With the seed crop of kenaf, a wide-row sowing method with row spacing of 60 cm is usually used. The sowing rate in this case is 8-10 kg/ha.

Seeding depth

Sowing depth on light soils is 5-6 cm, on heavy soils – 3-4 cm.

Crop care

Kenaf plants at the beginning of the growing season develop slowly, so the greatest care is required for crops during this period. The destruction of the soil crust at this time is carried out with the help of light harrows.

During the growing season, the number of inter-row treatments reaches 5-6. They are carried out immediately after watering, as soon as it becomes possible due to the state of soil moisture. Usually, inter-row cultivation continues until the rows close.

During the growing season, 5-6 waterings are carried out on green crops: the first watering is carried out at a plant height of 12-15 cm, the next – after 15-20 days. The irrigation rate is 1000-1200 m3/ha.

On seed crops, after the first cultivation, thinning is done, after which the plant density should be 150-180 thousand plants per 1 ha. Three waterings are usually carried out: the first – in the phase of 18-20 leaves, the second – in the budding phase, the third – in the flowering phase. Irrigation rate – 3500-4000 m3/ha.


The harvesting of kenaf for greenery is started at the onset of technical ripeness, that is, when at least 50% of the plants bloom. To obtain bast, freshly cut stems are processed using a ЛО-1А bast separator. The resulting green bast is dried, for which it is spread over the stubble in an even layer. After drying, the bast is collected in bales weighing 10-12 kg.
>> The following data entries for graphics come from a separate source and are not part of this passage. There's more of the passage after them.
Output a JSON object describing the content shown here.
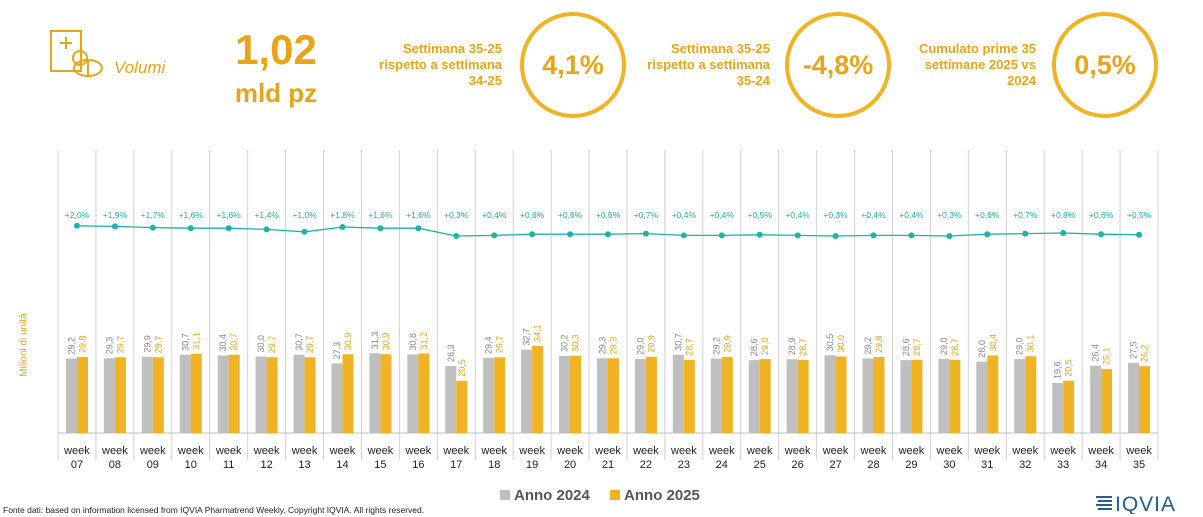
{
  "colors": {
    "accent": "#E8A517",
    "anno2024": "#BFBFBF",
    "anno2025": "#F0B323",
    "trend": "#1BB4A6",
    "logo": "#1F5C99"
  },
  "kpi": {
    "label": "Volumi",
    "value": "1,02",
    "unit": "mld pz",
    "icon": "pills-document-icon"
  },
  "circles": [
    {
      "caption": "Settimana 35-25 rispetto a settimana 34-25",
      "value": "4,1%"
    },
    {
      "caption": "Settimana 35-25 rispetto a settimana 35-24",
      "value": "-4,8%"
    },
    {
      "caption": "Cumulato prime 35 settimane 2025 vs 2024",
      "value": "0,5%"
    }
  ],
  "chart_data": {
    "type": "bar",
    "ylabel": "Milioni di unità",
    "categories": [
      "week 07",
      "week 08",
      "week 09",
      "week 10",
      "week 11",
      "week 12",
      "week 13",
      "week 14",
      "week 15",
      "week 16",
      "week 17",
      "week 18",
      "week 19",
      "week 20",
      "week 21",
      "week 22",
      "week 23",
      "week 24",
      "week 25",
      "week 26",
      "week 27",
      "week 28",
      "week 29",
      "week 30",
      "week 31",
      "week 32",
      "week 33",
      "week 34",
      "week 35"
    ],
    "series": [
      {
        "name": "Anno 2024",
        "values": [
          29.2,
          29.3,
          29.9,
          30.7,
          30.4,
          30.0,
          30.7,
          27.3,
          31.3,
          30.8,
          26.3,
          29.4,
          32.7,
          30.2,
          29.3,
          29.0,
          30.7,
          29.2,
          28.6,
          28.9,
          30.5,
          29.2,
          28.6,
          29.0,
          28.0,
          29.0,
          19.6,
          26.4,
          27.5
        ]
      },
      {
        "name": "Anno 2025",
        "values": [
          29.8,
          29.7,
          29.7,
          31.1,
          30.7,
          29.7,
          29.7,
          30.9,
          30.9,
          31.2,
          20.5,
          29.7,
          34.1,
          30.3,
          29.3,
          29.9,
          28.7,
          29.9,
          29.0,
          28.7,
          30.0,
          29.8,
          28.7,
          28.7,
          30.4,
          30.1,
          20.5,
          25.1,
          26.2
        ]
      }
    ],
    "growth_labels": [
      "+2,0%",
      "+1,9%",
      "+1,7%",
      "+1,6%",
      "+1,6%",
      "+1,4%",
      "+1,0%",
      "+1,8%",
      "+1,6%",
      "+1,6%",
      "+0,3%",
      "+0,4%",
      "+0,6%",
      "+0,6%",
      "+0,6%",
      "+0,7%",
      "+0,4%",
      "+0,4%",
      "+0,5%",
      "+0,4%",
      "+0,3%",
      "+0,4%",
      "+0,4%",
      "+0,3%",
      "+0,6%",
      "+0,7%",
      "+0,8%",
      "+0,6%",
      "+0,5%"
    ],
    "growth_values": [
      2.0,
      1.9,
      1.7,
      1.6,
      1.6,
      1.4,
      1.0,
      1.8,
      1.6,
      1.6,
      0.3,
      0.4,
      0.6,
      0.6,
      0.6,
      0.7,
      0.4,
      0.4,
      0.5,
      0.4,
      0.3,
      0.4,
      0.4,
      0.3,
      0.6,
      0.7,
      0.8,
      0.6,
      0.5
    ],
    "legend_position": "bottom"
  },
  "legend": {
    "a2024": "Anno 2024",
    "a2025": "Anno 2025"
  },
  "footer": {
    "source": "Fonte dati: based on information licensed from IQVIA Pharmatrend Weekly. Copyright IQVIA. All rights reserved.",
    "logo_text": "IQVIA"
  }
}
Before delivery to the procurement points, the bast is sorted.

Kenaf harvesting can be carried out using kenaf harvesters, for example, КУ-0.2, which cuts the stems, separates the undergrowth and weeds, processes the stems into bast and lays them on the ground to dry.
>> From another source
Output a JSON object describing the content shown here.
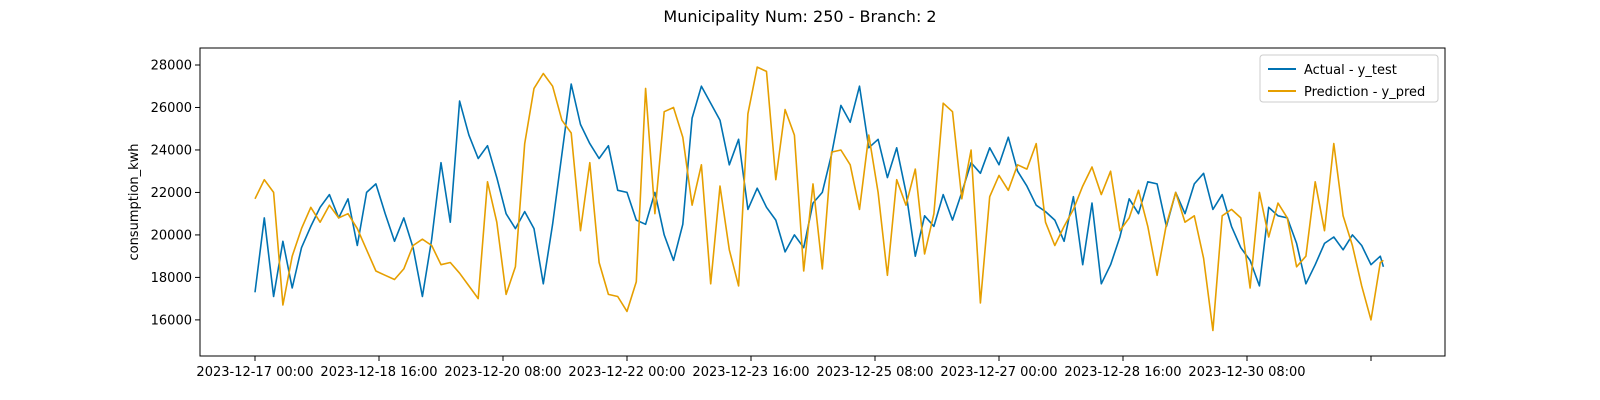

Harvesters ЖК-2.1 are used for harvesting kenaf for seeds. Harvesting is started when 3-4 lower bolls are browned in 75% of plants. In the conditions of the Tashkent region, which is the only producer of kenaf seeds for all regions of Uzbekistan, harvesting is usually carried out on September 5-16.

Cut stems are dried, for which they are left on the field for 3-4 days. Then the stems are tied into sheaves and set in small musts to dry. Dried sheaves are subjected to threshing, for which mobile threshers МКФ-6 are used. Seeds are sorted, and the remaining stems are tied into sheaves and sent for delivery to bast plants.


Crop production / P.P. Vavilov, V.V. Gritsenko, V.S. Kuznetsov and others; Ed. P.P. Vavilov. – 5th ed., revised. and additional – M.: Agropromizdat, 1986. – 512 p.: ill. – (Textbook and textbooks for higher educational institutions).